Pemkot Mojokerto Tertibkan Kabel Fiber Optik Tak Berizin, Harap Masyarakat Memahami

 

Indonewsdaily. com, Kota Mojokerto Pemerintah Kota Mojokerto resmi memulai penertiban kabel serat optik (fiber optik) di seluruh wilayah kota. Penertiban ini dilaksanakan sebagai tindak lanjut dari Peraturan Daerah Kota Mojokerto Nomor 4 Tahun 2015 tentang Penataan Kabel Serat Optik Telekomunikasi, yang mengatur tata ruang, perizinan, pemanfaatan, hingga pengawasan jaringan kabel telekomunikasi.

Perda tersebut menegaskan bahwa pemasangan kabel serat optik harus dilakukan secara efektif, efisien, aman, dan sesuai kaidah tata ruang kota. Selain itu, setiap penggelaran kabel wajib memiliki izin dan seluruh jaringan harus dimanfaatkan secara tertib administrasi serta memenuhi standar teknis.

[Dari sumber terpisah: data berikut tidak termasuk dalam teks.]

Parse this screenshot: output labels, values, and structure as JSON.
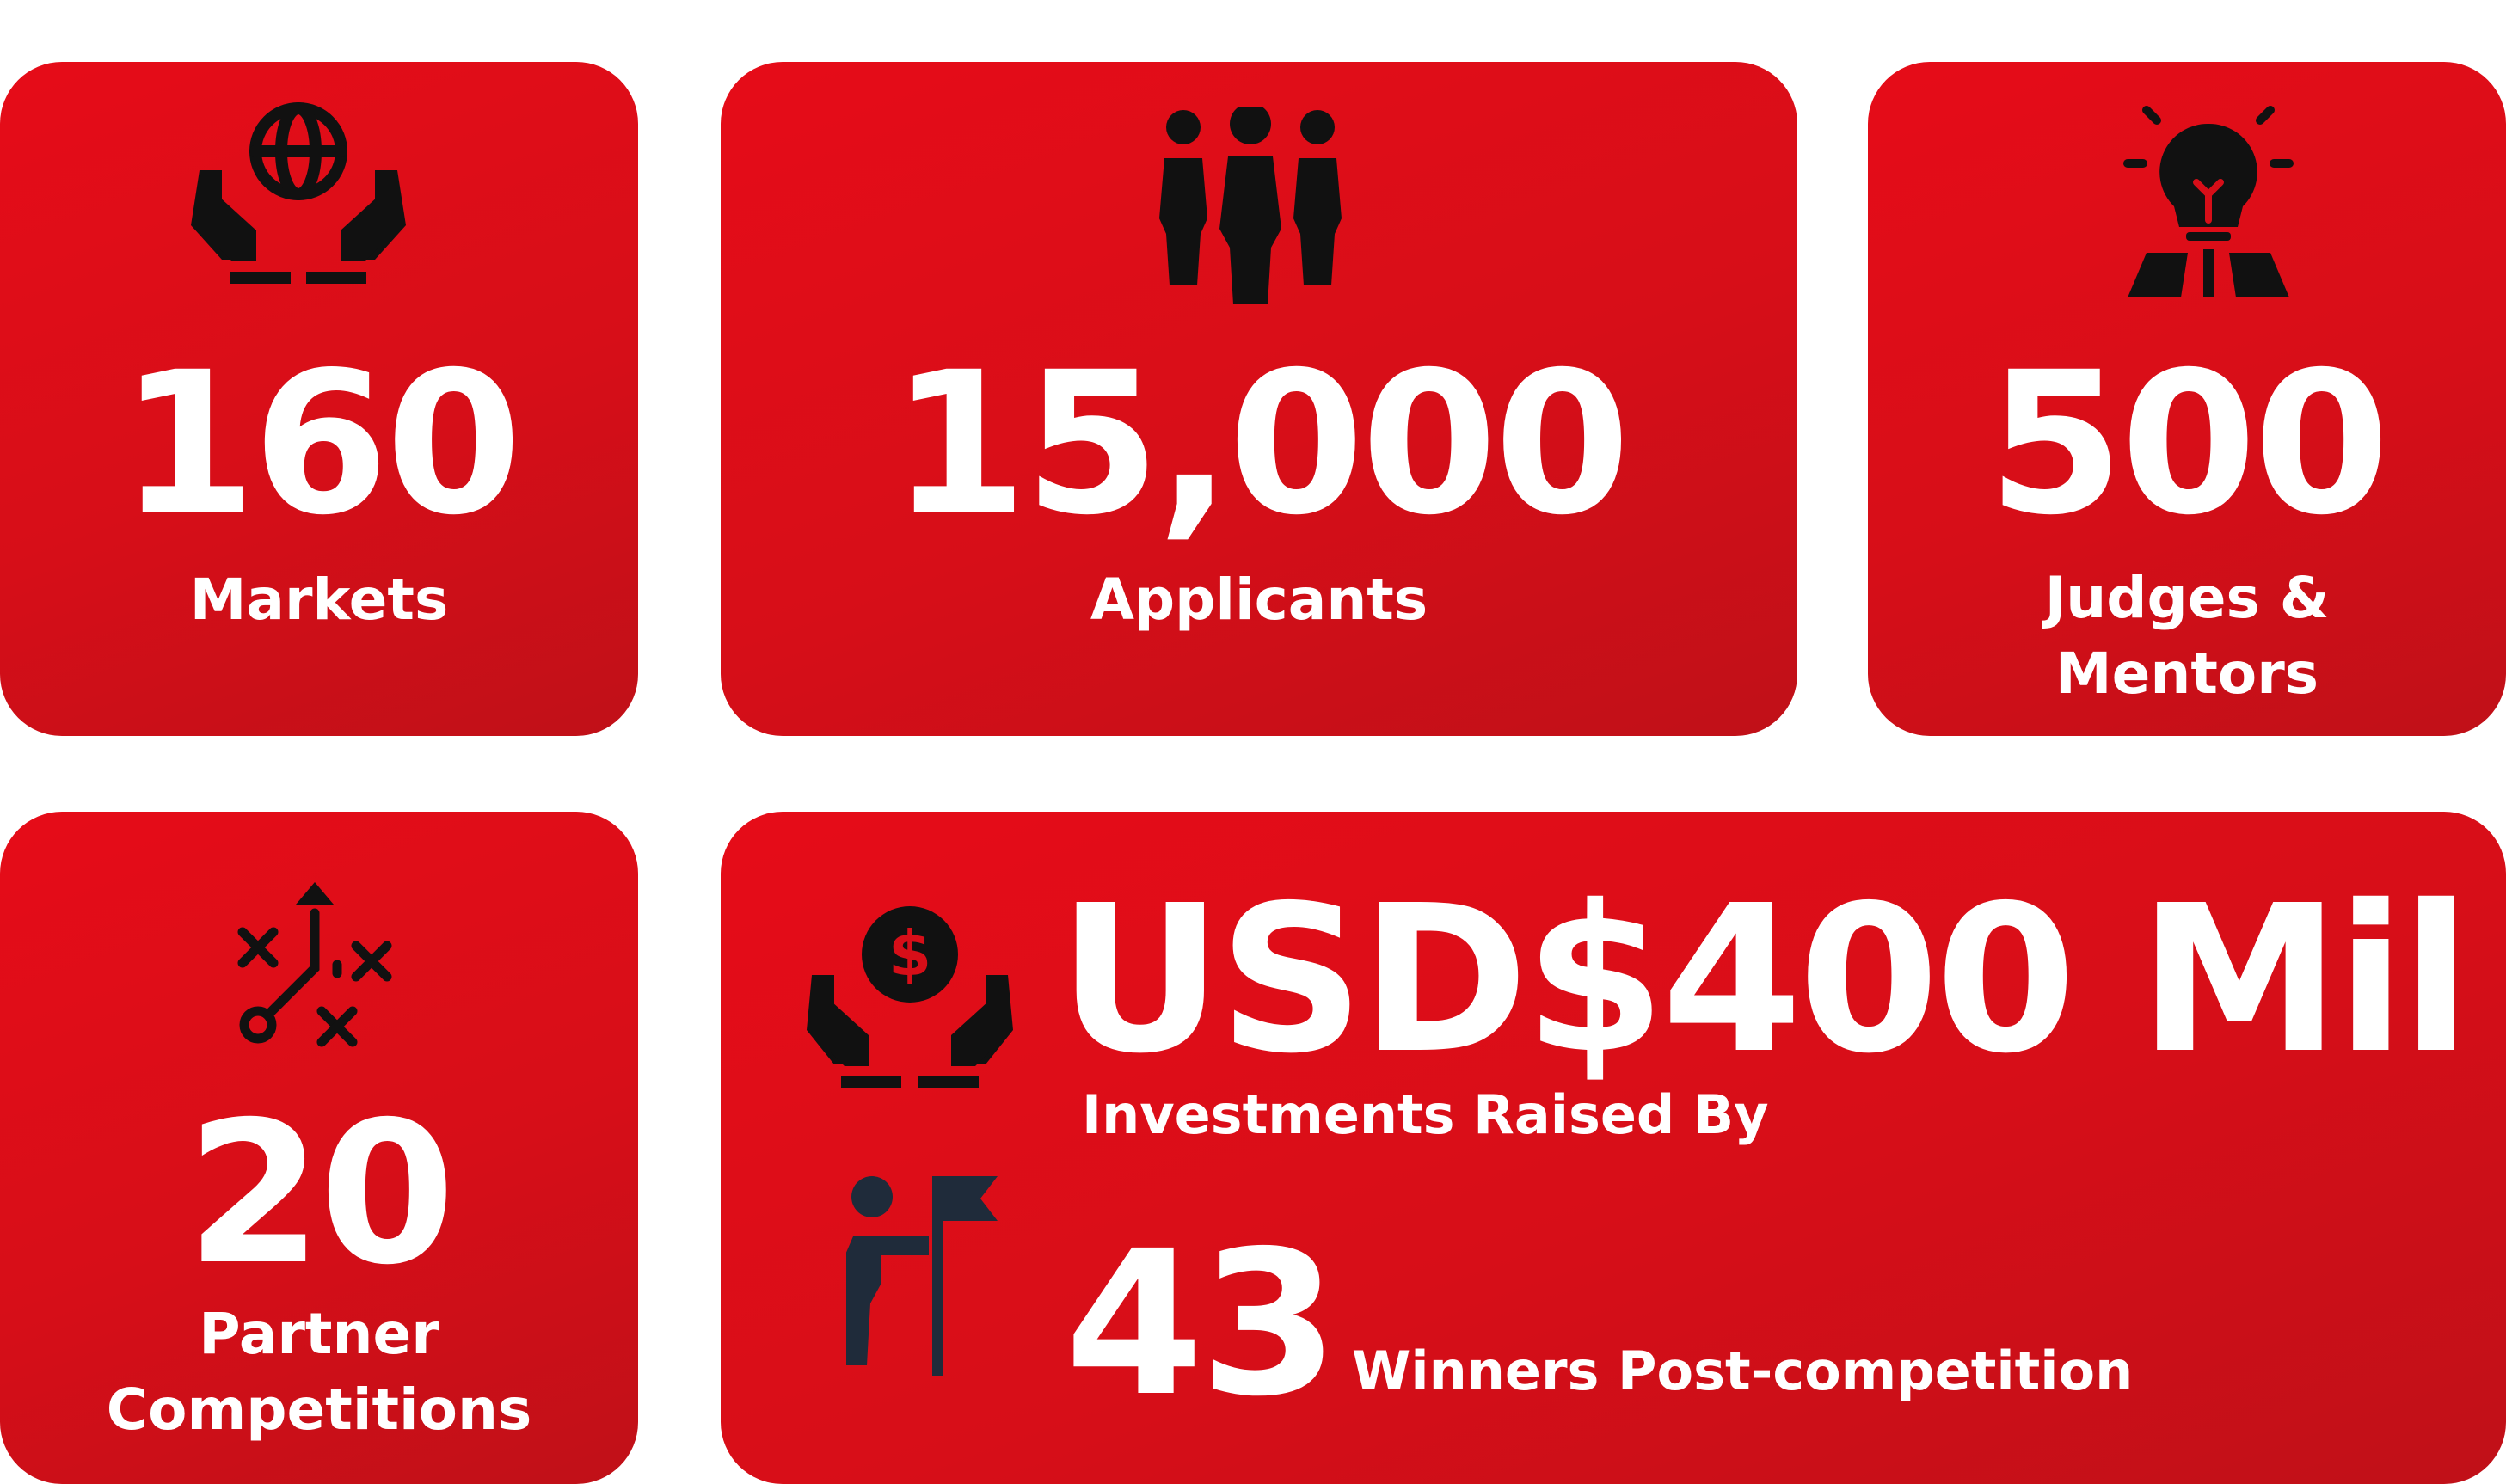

Namun, hingga saat ini masih ditemukan banyak penyelenggara telekomunikasi yang menempatkan kabel tanpa memenuhi ketentuan perizinan maupun kewajiban administrasi.

Wali Kota Mojokerto, Ika Puspitasari, menegaskan bahwa penertiban ini dilakukan karena adanya pelanggaran terhadap aturan daerah.

“Banyak penyelenggara telekomunikasi tidak memenuhi kewajiban sesuai Perda Nomor 4 Tahun 2015, termasuk tidak membayar sewa pemanfaatan ruang milik jalan. Selain menyalahi regulasi, kondisi ini menyebabkan hilangnya potensi Pendapatan Asli Daerah (PAD) yang seharusnya diterima kota,” tutur Ning Ita, sapaan akrab Wali Kota Mojokerto.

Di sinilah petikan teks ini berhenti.